Antes hablábamos acerca de la filosofía como amor a la sabiduría, y no como su


posesión. Bien, ahí entra en juego lo que Platón llama el eros, una de las palabras
griegas que podemos traducir por amor, pero sobre todo como deseo. El filósofo desea
la sabiduría: si la tuviera, no la desearía, porque no se desea lo que se tiene. Aristóteles,
el discípulo de Platón, va a ir a un punto todavía anterior al eros, al amor deseo; porque
el deseo es, aunque muchas veces involuntario, ¿no? No es que por lo general deseamos
desear lo que deseamos: pero sí es consciente hasta cierto punto. Como dijimos,
Aristóteles va más hondo y apunta a la orexis, al apetito como uno de los fundamentos
de la filosofía. La Metafísica empieza diciendo: Todos los hombres, apetecen, por
naturaleza, saber. No es meramente algo que nos gusta y que deseamos: es un hambre
que nos define, que nos constituye por naturaleza. Un escritor argentino, Leonardo
Castellani, solía decir algo así como que a la gente tal vez no le gusta estudiar,
preguntarse o investigar: pero saber, eso les gusta a todos.
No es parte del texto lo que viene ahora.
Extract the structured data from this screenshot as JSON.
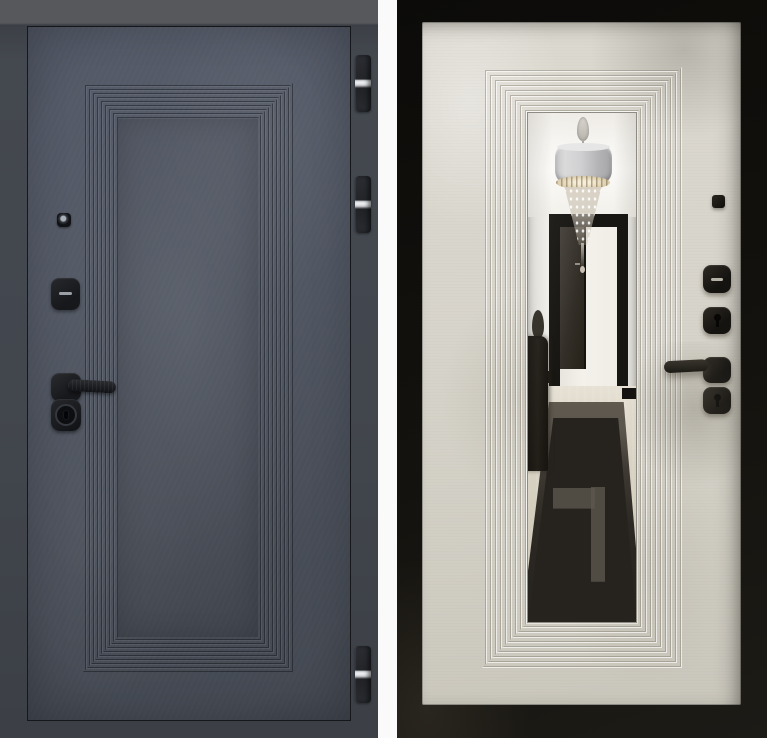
{
  "image": {
    "type": "product-photo-two-views",
    "views": [
      "door-exterior-graphite",
      "door-interior-light-with-mirror"
    ]
  },
  "parts": {
    "left_door": [
      "door-leaf",
      "recessed-panel-ridges",
      "peephole",
      "thumbturn-escutcheon",
      "handle-lever-right",
      "cylinder-escutcheon",
      "hinge-top",
      "hinge-middle",
      "hinge-bottom"
    ],
    "right_door": [
      "black-casing-frame",
      "door-leaf",
      "recessed-panel-ridges",
      "mirror-inlay",
      "small-square-cap",
      "thumbturn-escutcheon",
      "keyhole-escutcheon-upper",
      "handle-lever-left",
      "keyhole-escutcheon-lower"
    ],
    "mirror_reflection": [
      "ceiling",
      "drum-chandelier-with-crystals",
      "hallway-doorway",
      "dark-interior-door",
      "glossy-floor",
      "dark-runner-carpet-with-key-pattern",
      "dark-cabinet-silhouette"
    ]
  },
  "colors": {
    "gap": "#fafafa",
    "left_frame_top": "#57585c",
    "left_leaf": "#4e5460",
    "hardware": "#17181b",
    "hardware_dark": "#151310",
    "hinge_body": "#232529",
    "hinge_pin": "#eef0f2",
    "right_frame": "#14120e",
    "right_leaf": "#d7d4cb",
    "mirror_trim": "#8e8b84",
    "mirror_wall": "#efede8",
    "mirror_ceiling": "#fbfaf7",
    "mirror_doorframe": "#181613",
    "mirror_doorleaf": "#332f28",
    "mirror_floor": "#cfc9b9",
    "runner_dark": "#26231e",
    "runner_light": "#5b564e",
    "chand_shade": "#b4b4b6"
  }
}
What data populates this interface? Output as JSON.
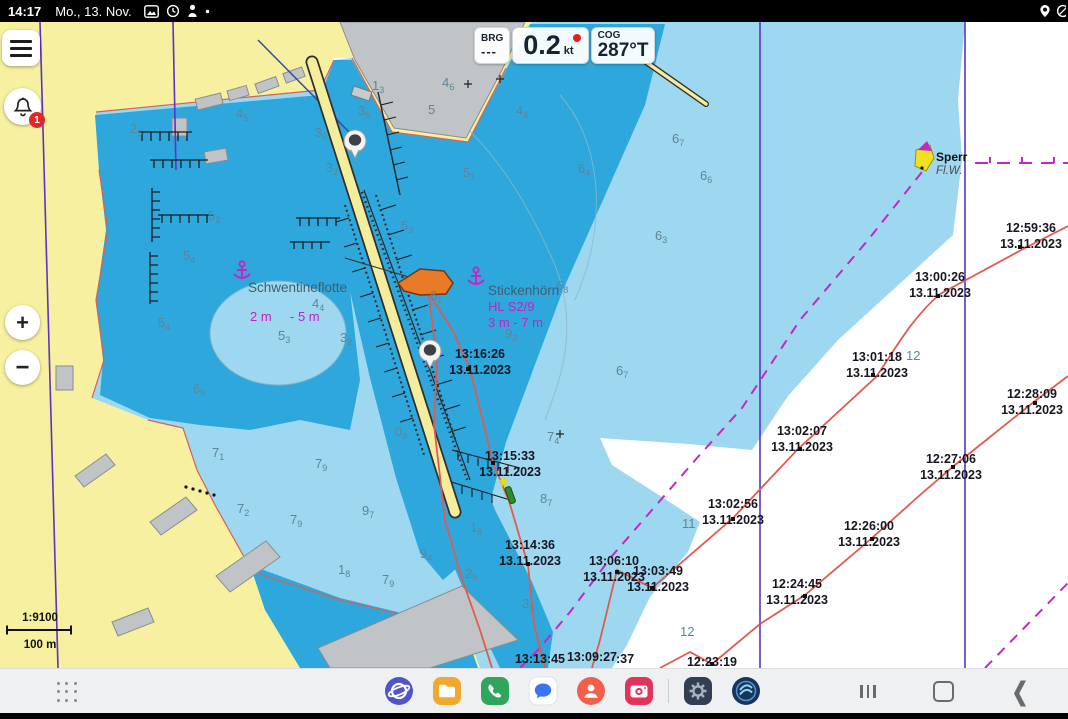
{
  "status_bar": {
    "time": "14:17",
    "date": "Mo., 13. Nov."
  },
  "instrument_panel": {
    "brg_label": "BRG",
    "brg_value": "---",
    "sog_value": "0.2",
    "sog_unit": "kt",
    "cog_label": "COG",
    "cog_value": "287°T"
  },
  "side_controls": {
    "alert_badge": "1",
    "zoom_in": "+",
    "zoom_out": "−"
  },
  "scale_bar": {
    "ratio": "1:9100",
    "distance": "100 m"
  },
  "chart": {
    "labels": [
      {
        "text": "Schwentineflotte",
        "x": 248,
        "y": 292,
        "cls": "place"
      },
      {
        "text": "Stickenhörn",
        "x": 488,
        "y": 295,
        "cls": "place"
      },
      {
        "text": "2 m",
        "x": 250,
        "y": 321,
        "cls": "mag"
      },
      {
        "text": "- 5 m",
        "x": 290,
        "y": 321,
        "cls": "mag"
      },
      {
        "text": "HL S2/9",
        "x": 488,
        "y": 311,
        "cls": "mag"
      },
      {
        "text": "3 m  - 7 m",
        "x": 488,
        "y": 327,
        "cls": "mag"
      },
      {
        "text": "Sperr",
        "x": 936,
        "y": 161,
        "cls": "lblb"
      },
      {
        "text": "Fl.W.",
        "x": 936,
        "y": 174,
        "cls": "lbli"
      }
    ],
    "track_points": [
      {
        "t": "13:16:26",
        "d": "13.11.2023",
        "x": 480,
        "y": 358,
        "dx": 468,
        "dy": 369
      },
      {
        "t": "13:15:33",
        "d": "13.11.2023",
        "x": 510,
        "y": 460,
        "dx": 493,
        "dy": 463
      },
      {
        "t": "13:14:36",
        "d": "13.11.2023",
        "x": 530,
        "y": 549,
        "dx": 528,
        "dy": 564
      },
      {
        "t": "13:13:45",
        "d": "",
        "x": 540,
        "y": 663,
        "dx": 543,
        "dy": 671
      },
      {
        "t": "13:09:27",
        "d": "",
        "x": 592,
        "y": 661,
        "dx": 600,
        "dy": 671
      },
      {
        "t": ":37",
        "d": "",
        "x": 625,
        "y": 663,
        "dx": 0,
        "dy": 0
      },
      {
        "t": "13:06:10",
        "d": "13.11.2023",
        "x": 614,
        "y": 565,
        "dx": 617,
        "dy": 572
      },
      {
        "t": "13:03:49",
        "d": "13.11.2023",
        "x": 658,
        "y": 575,
        "dx": 652,
        "dy": 588
      },
      {
        "t": "13:02:56",
        "d": "13.11.2023",
        "x": 733,
        "y": 508,
        "dx": 733,
        "dy": 519
      },
      {
        "t": "13:02:07",
        "d": "13.11.2023",
        "x": 802,
        "y": 435,
        "dx": 800,
        "dy": 449
      },
      {
        "t": "13:01:18",
        "d": "13.11.2023",
        "x": 877,
        "y": 361,
        "dx": 873,
        "dy": 375
      },
      {
        "t": "13:00:26",
        "d": "13.11.2023",
        "x": 940,
        "y": 281,
        "dx": 938,
        "dy": 296
      },
      {
        "t": "12:59:36",
        "d": "13.11.2023",
        "x": 1031,
        "y": 232,
        "dx": 1020,
        "dy": 247
      },
      {
        "t": "12:28:09",
        "d": "13.11.2023",
        "x": 1032,
        "y": 398,
        "dx": 1035,
        "dy": 403
      },
      {
        "t": "12:27:06",
        "d": "13.11.2023",
        "x": 951,
        "y": 463,
        "dx": 953,
        "dy": 467
      },
      {
        "t": "12:26:00",
        "d": "13.11.2023",
        "x": 869,
        "y": 530,
        "dx": 872,
        "dy": 539
      },
      {
        "t": "12:24:45",
        "d": "13.11.2023",
        "x": 797,
        "y": 588,
        "dx": 805,
        "dy": 596
      },
      {
        "t": "12:23:19",
        "d": "",
        "x": 712,
        "y": 666,
        "dx": 712,
        "dy": 664
      }
    ],
    "depths": [
      {
        "v": "2",
        "s": "5",
        "x": 130,
        "y": 133
      },
      {
        "v": "4",
        "s": "5",
        "x": 236,
        "y": 118
      },
      {
        "v": "1",
        "s": "3",
        "x": 372,
        "y": 90
      },
      {
        "v": "3",
        "s": "6",
        "x": 358,
        "y": 115
      },
      {
        "v": "3",
        "s": "6",
        "x": 315,
        "y": 137
      },
      {
        "v": "3",
        "s": "2",
        "x": 326,
        "y": 172
      },
      {
        "v": "4",
        "s": "6",
        "x": 442,
        "y": 87
      },
      {
        "v": "5",
        "s": "",
        "x": 428,
        "y": 114
      },
      {
        "v": "4",
        "s": "4",
        "x": 516,
        "y": 115
      },
      {
        "v": "5",
        "s": "1",
        "x": 463,
        "y": 177
      },
      {
        "v": "6",
        "s": "4",
        "x": 578,
        "y": 173
      },
      {
        "v": "6",
        "s": "7",
        "x": 672,
        "y": 143
      },
      {
        "v": "6",
        "s": "6",
        "x": 700,
        "y": 180
      },
      {
        "v": "5",
        "s": "2",
        "x": 208,
        "y": 220
      },
      {
        "v": "5",
        "s": "4",
        "x": 183,
        "y": 260
      },
      {
        "v": "6",
        "s": "3",
        "x": 655,
        "y": 240
      },
      {
        "v": "5",
        "s": "3",
        "x": 401,
        "y": 230
      },
      {
        "v": "4",
        "s": "4",
        "x": 312,
        "y": 308
      },
      {
        "v": "6",
        "s": "1",
        "x": 430,
        "y": 300
      },
      {
        "v": "9",
        "s": "2",
        "x": 505,
        "y": 338
      },
      {
        "v": "6",
        "s": "8",
        "x": 556,
        "y": 290
      },
      {
        "v": "5",
        "s": "4",
        "x": 158,
        "y": 327
      },
      {
        "v": "5",
        "s": "3",
        "x": 278,
        "y": 340
      },
      {
        "v": "3",
        "s": "2",
        "x": 340,
        "y": 342
      },
      {
        "v": "6",
        "s": "7",
        "x": 616,
        "y": 375
      },
      {
        "v": "6",
        "s": "9",
        "x": 193,
        "y": 393
      },
      {
        "v": "7",
        "s": "1",
        "x": 212,
        "y": 457
      },
      {
        "v": "7",
        "s": "9",
        "x": 315,
        "y": 468
      },
      {
        "v": "7",
        "s": "2",
        "x": 237,
        "y": 513
      },
      {
        "v": "7",
        "s": "9",
        "x": 290,
        "y": 524
      },
      {
        "v": "9",
        "s": "7",
        "x": 362,
        "y": 515
      },
      {
        "v": "0",
        "s": "8",
        "x": 395,
        "y": 436
      },
      {
        "v": "9",
        "s": "4",
        "x": 420,
        "y": 558
      },
      {
        "v": "7",
        "s": "9",
        "x": 382,
        "y": 584
      },
      {
        "v": "1",
        "s": "8",
        "x": 338,
        "y": 574
      },
      {
        "v": "7",
        "s": "4",
        "x": 547,
        "y": 441
      },
      {
        "v": "8",
        "s": "7",
        "x": 540,
        "y": 503
      },
      {
        "v": "1",
        "s": "8",
        "x": 470,
        "y": 532
      },
      {
        "v": "2",
        "s": "9",
        "x": 465,
        "y": 578
      },
      {
        "v": "3",
        "s": "9",
        "x": 522,
        "y": 608
      },
      {
        "v": "11",
        "s": "",
        "x": 682,
        "y": 528
      },
      {
        "v": "12",
        "s": "",
        "x": 680,
        "y": 636
      },
      {
        "v": "12",
        "s": "",
        "x": 906,
        "y": 360
      }
    ]
  },
  "taskbar": {
    "apps": [
      {
        "name": "internet"
      },
      {
        "name": "my-files"
      },
      {
        "name": "phone"
      },
      {
        "name": "messages"
      },
      {
        "name": "contacts"
      },
      {
        "name": "camera"
      },
      {
        "name": "settings"
      },
      {
        "name": "nv-charts"
      }
    ],
    "nav": {
      "recents": "recents",
      "home": "home",
      "back": "back"
    }
  }
}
La filosofía apunta a esa hambre fundamental de saber: y como es un apetito no se


puede saciar del todo, y no se puede saciar con saberes particulares: el filósofo quiere un
saber total, un saber que es, en definitiva, inalcanzable. Esto va a tener mucha
importancia después, cuando la teología cristiana quiera racionalizar su fe o cristianizar
su filosofía, porque va a poner el Más Allá como el lugar donde esta hambre se va a
llenar. Ahora vemos como en un espejo y en enigma, dice San Pablo, pero allí vamos a
ver cara a cara.

Pero la ignorancia, el deseo, el apetito son todas características que podríamos llamar
“negativas”. Parten de, al menos en principio, de una carencia. Pero hay otro inicio, uno
en el que va coincidir tanto Platón como Aristóteles y que va a resignificar a los
anteriores: el asombro. Es el asombro: la constatación de que existe el mundo, de que
nos motiva, nos interesa, nos llama la atención, nos parece admirable. Un filósofo del
siglo XVIII, Leibniz, hizo una famosa pregunta: ¿por qué hay algo, y no más bien nada?
O la mística proposición de Wittgenstein en el Tractatus logico-philosophicus “No
cómo sea el mundo es lo místico, sino que sea”. Este asombro, dice Aristóteles, es el
que nos lleva a preguntarnos sobre el mundo, el que nos obliga a reconocernos como
ignorantes. A su vez, es el que impulsa nuestro amor-deseo, pero no desde la pura
carencia de la sabiduría, sino de su apreciación real. No desde el mero hambre y apetito
que puede ser saciado con cualquier comida, sino como el aprecio a un verdadero
banquete. Tomás de Aquino, comentando la Metafísica de Aristóteles, dijo que en eso
se parecen el filósofo y el poeta (nosotros podríamos decir, el filósofo y el artista): en
que los dos se tienen que enfrentar con lo asombroso, lo maravilloso.